The law is clear that orders to remove or destroy apparently healthy but exposed trees in citrus canker emergencies are permissible. See Denney, 462 So.2d at 535-536; Nordmann v. Dep't of Agric. and Consumer Servs., 473 So.2d 278 (Fla. 5th DCA 1985). In Nordmann, the court stated:
No real controversy exists on the critical fact that citrus canker may be transmitted by both natural (wind and rain) and artificial (man and machinery) means and that it may lay dormant in apparently healthy plants for some months... after exposure to infected plants before manifesting signs of the disease. Those circumstances underlie the department's conclusion that, even though the plants appear healthy and at this time evidence no sign of citrus canker, appellants' plants still present an imminent *349 danger in the spread of the disease since they have been exposed to infested or infected plants.
Id. at 280.
We conclude that the IFOs issued by the Department were lawfully entered and are not "defective" as suggested by Sapp Farms. Accordingly, we affirm the orders under review and Sapp Farms's motion for emergency stay is denied.
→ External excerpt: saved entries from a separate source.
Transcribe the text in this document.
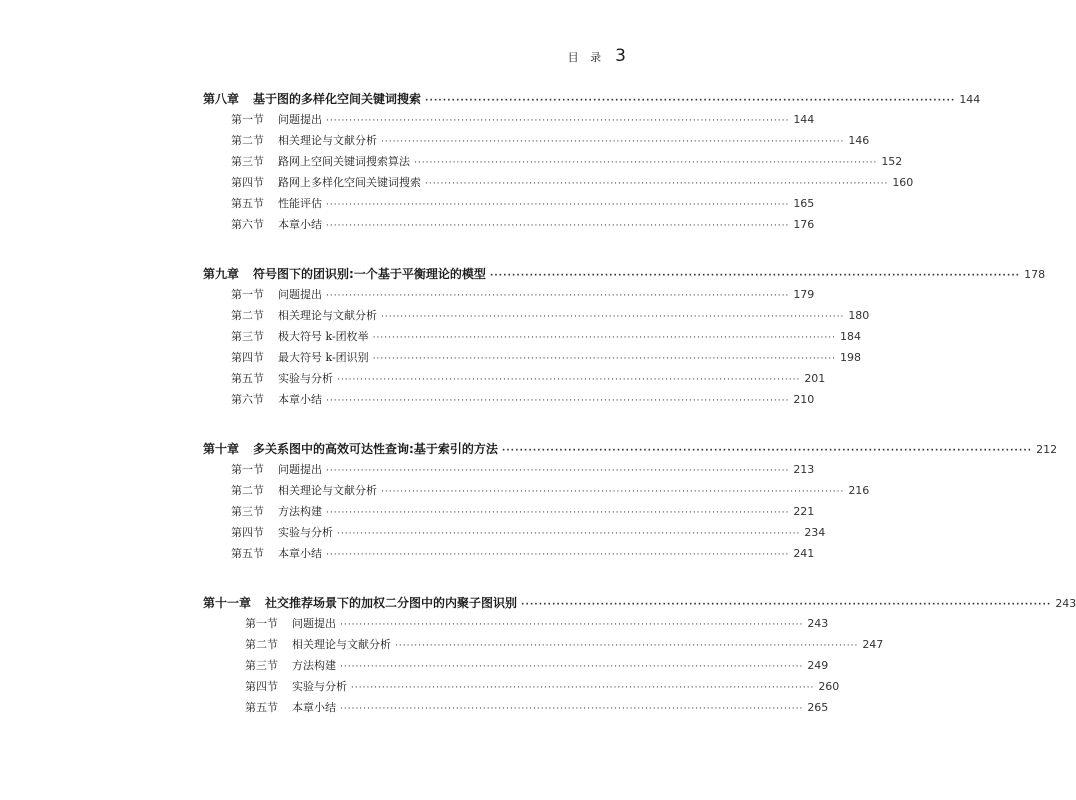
目 录 3
第八章 基于图的多样化空间关键词搜索 ························································································································ 144
第一节 问题提出 ························································································································ 144
第二节 相关理论与文献分析 ························································································································ 146
第三节 路网上空间关键词搜索算法 ························································································································ 152
第四节 路网上多样化空间关键词搜索 ························································································································ 160
第五节 性能评估 ························································································································ 165
第六节 本章小结 ························································································································ 176
第九章 符号图下的团识别:一个基于平衡理论的模型 ························································································································ 178
第一节 问题提出 ························································································································ 179
第二节 相关理论与文献分析 ························································································································ 180
第三节 极大符号 k-团枚举 ························································································································ 184
第四节 最大符号 k-团识别 ························································································································ 198
第五节 实验与分析 ························································································································ 201
第六节 本章小结 ························································································································ 210
第十章 多关系图中的高效可达性查询:基于索引的方法 ························································································································ 212
第一节 问题提出 ························································································································ 213
第二节 相关理论与文献分析 ························································································································ 216
第三节 方法构建 ························································································································ 221
第四节 实验与分析 ························································································································ 234
第五节 本章小结 ························································································································ 241
第十一章 社交推荐场景下的加权二分图中的内聚子图识别 ························································································································ 243
第一节 问题提出 ························································································································ 243
第二节 相关理论与文献分析 ························································································································ 247
第三节 方法构建 ························································································································ 249
第四节 实验与分析 ························································································································ 260
第五节 本章小结 ························································································································ 265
The previously granted stay is vacated effective upon the filing of this opinion.
No motion for rehearing will be entertained by the Court.
Affirmed.
NOTES
[1] Sapp Farms does not argue that it did not receive notice as a result of the erroneous address.
[2] Before coming to this Court to appeal the IFOs, Sapp Farms unsuccessfully sought injunctive relief in the circuit court.
[3] Section 120.59(3) was the statutory predecessor of section 120.569(2)(n).
[4] In its third claim Sapp Farms also argues that the IFOs do not contain written inventories of the size, condition and variety of citrus located on the infected property and that they also lack a map of the infected or exposed property. Because we find that the IFOs do contain these, we do not address them in this discussion.